Not sure If I get the complete idea before looking at the implementation. Sorry if I miss this before but now it looks like automating this with the addition of a small pause (can't completely understand how this could be useful with pooled clients) and the proxy accepting incoming connection but keeping them queued until the new master is ready.

Yes, that's exactly it.

Given the declarative nature of the cluster specification I'm not sure how to declare this "switchover" operation inside it. In addition it'll become quite complicated to manage all the states change of this workflow and recover from all the possible errors.
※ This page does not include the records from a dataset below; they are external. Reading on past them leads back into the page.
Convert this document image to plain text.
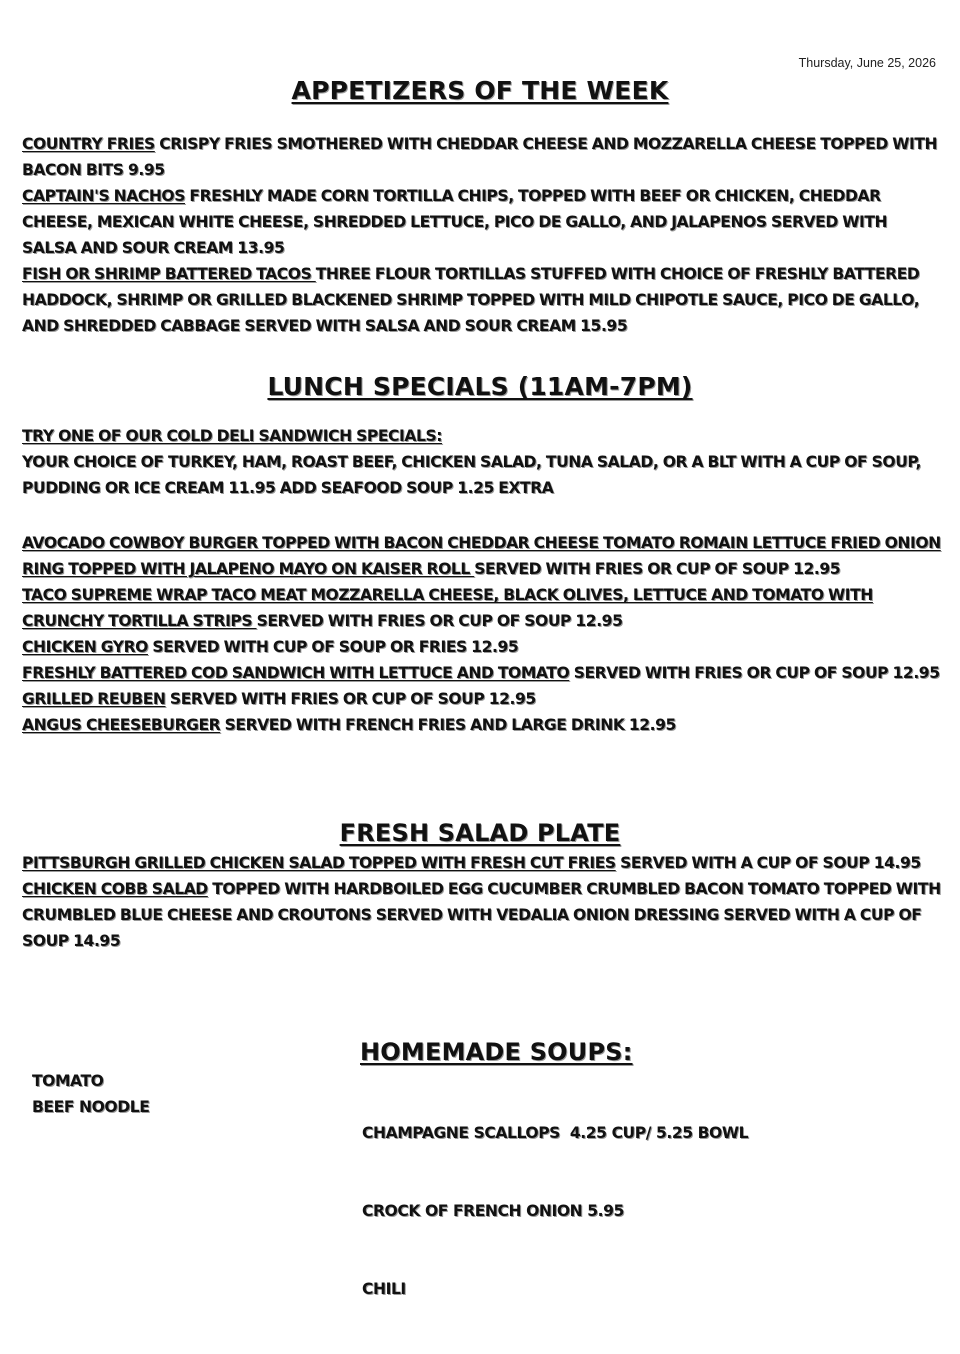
Thursday, June 25, 2026
APPETIZERS OF THE WEEK
COUNTRY FRIES CRISPY FRIES SMOTHERED WITH CHEDDAR CHEESE AND MOZZARELLA CHEESE TOPPED WITH BACON BITS 9.95
CAPTAIN'S NACHOS FRESHLY MADE CORN TORTILLA CHIPS, TOPPED WITH BEEF OR CHICKEN, CHEDDAR CHEESE, MEXICAN WHITE CHEESE, SHREDDED LETTUCE, PICO DE GALLO, AND JALAPENOS SERVED WITH SALSA AND SOUR CREAM 13.95
FISH OR SHRIMP BATTERED TACOS THREE FLOUR TORTILLAS STUFFED WITH CHOICE OF FRESHLY BATTERED HADDOCK, SHRIMP OR GRILLED BLACKENED SHRIMP TOPPED WITH MILD CHIPOTLE SAUCE, PICO DE GALLO, AND SHREDDED CABBAGE SERVED WITH SALSA AND SOUR CREAM 15.95
LUNCH SPECIALS (11AM-7PM)
TRY ONE OF OUR COLD DELI SANDWICH SPECIALS:
YOUR CHOICE OF TURKEY, HAM, ROAST BEEF, CHICKEN SALAD, TUNA SALAD, OR A BLT WITH A CUP OF SOUP, PUDDING OR ICE CREAM 11.95 ADD SEAFOOD SOUP 1.25 EXTRA
AVOCADO COWBOY BURGER TOPPED WITH BACON CHEDDAR CHEESE TOMATO ROMAIN LETTUCE FRIED ONION RING TOPPED WITH JALAPENO MAYO ON KAISER ROLL SERVED WITH FRIES OR CUP OF SOUP 12.95
TACO SUPREME WRAP TACO MEAT MOZZARELLA CHEESE, BLACK OLIVES, LETTUCE AND TOMATO WITH CRUNCHY TORTILLA STRIPS SERVED WITH FRIES OR CUP OF SOUP 12.95
CHICKEN GYRO SERVED WITH CUP OF SOUP OR FRIES 12.95
FRESHLY BATTERED COD SANDWICH WITH LETTUCE AND TOMATO SERVED WITH FRIES OR CUP OF SOUP 12.95
GRILLED REUBEN SERVED WITH FRIES OR CUP OF SOUP 12.95
ANGUS CHEESEBURGER SERVED WITH FRENCH FRIES AND LARGE DRINK 12.95
FRESH SALAD PLATE
PITTSBURGH GRILLED CHICKEN SALAD TOPPED WITH FRESH CUT FRIES SERVED WITH A CUP OF SOUP 14.95
CHICKEN COBB SALAD TOPPED WITH HARDBOILED EGG CUCUMBER CRUMBLED BACON TOMATO TOPPED WITH CRUMBLED BLUE CHEESE AND CROUTONS SERVED WITH VEDALIA ONION DRESSING SERVED WITH A CUP OF SOUP 14.95
HOMEMADE SOUPS:
TOMATO
BEEF NOODLE

CHAMPAGNE SCALLOPS  4.25 CUP/ 5.25 BOWL

CROCK OF FRENCH ONION 5.95

CHILI
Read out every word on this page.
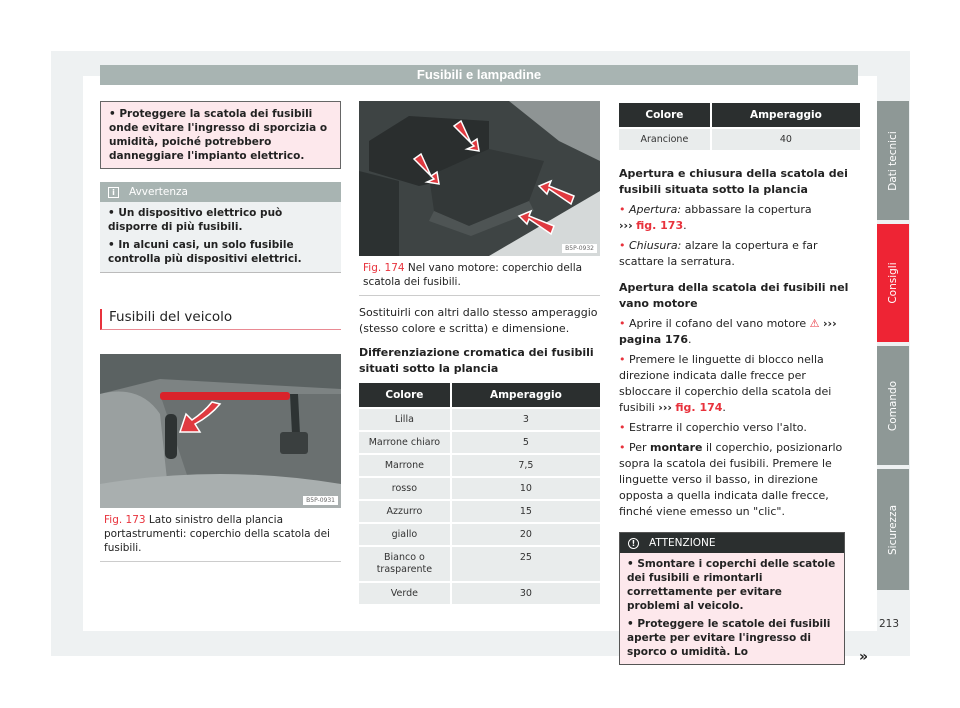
Fusibili e lampadine
• Proteggere la scatola dei fusibili onde evitare l'ingresso di sporcizia o umidità, poiché potrebbero danneggiare l'impianto elettrico.
i	Avvertenza

• Un dispositivo elettrico può disporre di più fusibili.

• In alcuni casi, un solo fusibile controlla più dispositivi elettrici.

Fusibili del veicolo
B5P-0931
Fig. 173 Lato sinistro della plancia portastrumenti: coperchio della scatola dei fusibili.
B5P-0932
Fig. 174 Nel vano motore: coperchio della scatola dei fusibili.

Sostituirli con altri dallo stesso amperaggio (stesso colore e scritta) e dimensione.

Differenziazione cromatica dei fusibili situati sotto la plancia

Colore	Amperaggio
Lilla	3
Marrone chiaro	5
Marrone	7,5
rosso	10
Azzurro	15
giallo	20
Bianco o trasparente	25
Verde	30
Colore	Amperaggio
Arancione	40

Apertura e chiusura della scatola dei fusibili situata sotto la plancia

• Apertura: abbassare la copertura
››› fig. 173.

• Chiusura: alzare la copertura e far scattare la serratura.

Apertura della scatola dei fusibili nel vano motore

• Aprire il cofano del vano motore ⚠ ››› pagina 176.

• Premere le linguette di blocco nella direzione indicata dalle frecce per sbloccare il coperchio della scatola dei fusibili ››› fig. 174.

• Estrarre il coperchio verso l'alto.

• Per montare il coperchio, posizionarlo sopra la scatola dei fusibili. Premere le linguette verso il basso, in direzione opposta a quella indicata dalle frecce, finché viene emesso un "clic".

!	ATTENZIONE

• Smontare i coperchi delle scatole dei fusibili e rimontarli correttamente per evitare problemi al veicolo.

• Proteggere le scatole dei fusibili aperte per evitare l'ingresso di sporco o umidità. Lo	»
Dati tecnici
Consigli
Comando
Sicurezza
213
Step 1: Declare cluster paused - all proxies should start queuing new connections
Step 2a: Elect new master from sync replicas if there is one
Step 2b: If there are no sync replicas make one sync and once replication lag is 0 elect it new master
Step 3: Declare cluster active - all proxies should start connecting queued connections to new master

To answer how is this useful to clients:

  • Not everything connecting to cluster has good reconnect logic - some things just fail. If it's something you develop in-house you can just fix it, but you aren't always that lucky.
  • Even if a piece of software can correctly do reconnects it will attempt to restore connection without being aware of the state of the cluster - it will simply retry (with exponential backoff if you're lucky). Proxy is cluster state aware, so it can restore connection as soon as it is possible.
  • If high number of clients fail at the same time and all use the same reconnect logic they will hit the DB roughly at the same time and with postgres connections being expensive (fork/clone) that's a recipe for thundering herd problem
  • Cluster becomes a de facto centralised reconnect logic source of truth.